Fasilitas Modern Mendukung Ekosistem Transmigrasi
Dalam upaya membangun ekosistem transmigrasi yang modern, Kementrans tengah membangun Kompleks Mess Patriot di Tanjung Banun. Fasilitas ini akan dilengkapi dengan modular box tower, kolam renang standar olimpiade, serta gedung serba guna.

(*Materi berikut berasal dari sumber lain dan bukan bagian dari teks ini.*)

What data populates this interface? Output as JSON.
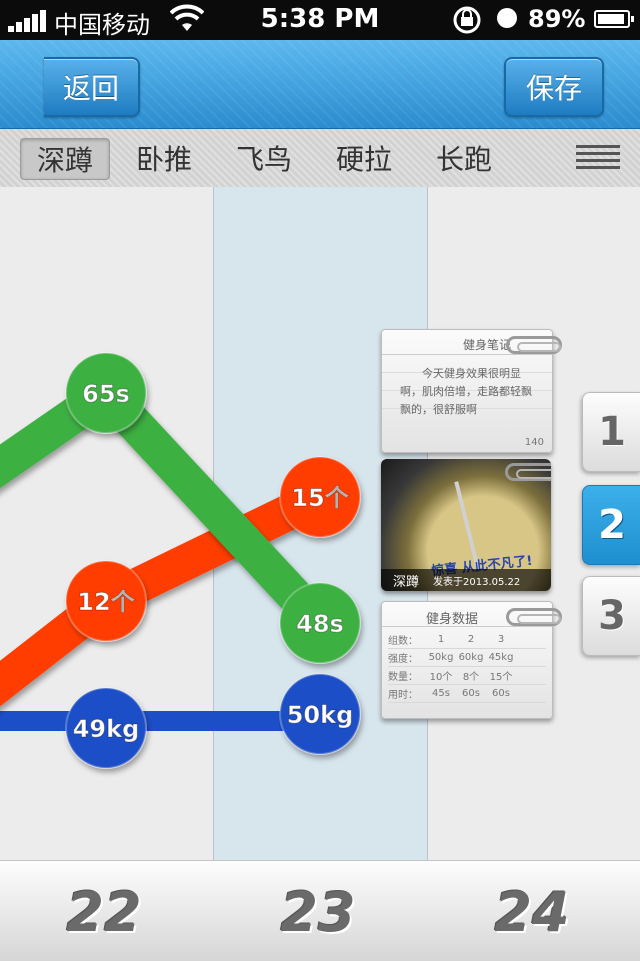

Modular box tower adalah sistem bangunan prefabrikasi inovatif yang menggunakan unit-unit modular berbentuk kotak. Bangunan ini dapat dipindahkan, dibongkar-pasang, dan dirakit cepat untuk membentuk berbagai struktur serbaguna seperti kantor, asrama, atau mess proyek, dengan keunggulan efisiensi waktu, biaya, dan fleksibilitas lokasi.
Menteri Iftitah menegaskan bahwa pembangunan transmigrasi kini bukan lagi sekadar penyediaan lahan, melainkan pembangunan kawasan berbasis ekosistem. “Basisnya adalah ekosistem, sehingga negara tidak lagi sekadar memindahkan orang, tetapi membangun sistem ekonomi kawasan,” ujarnya.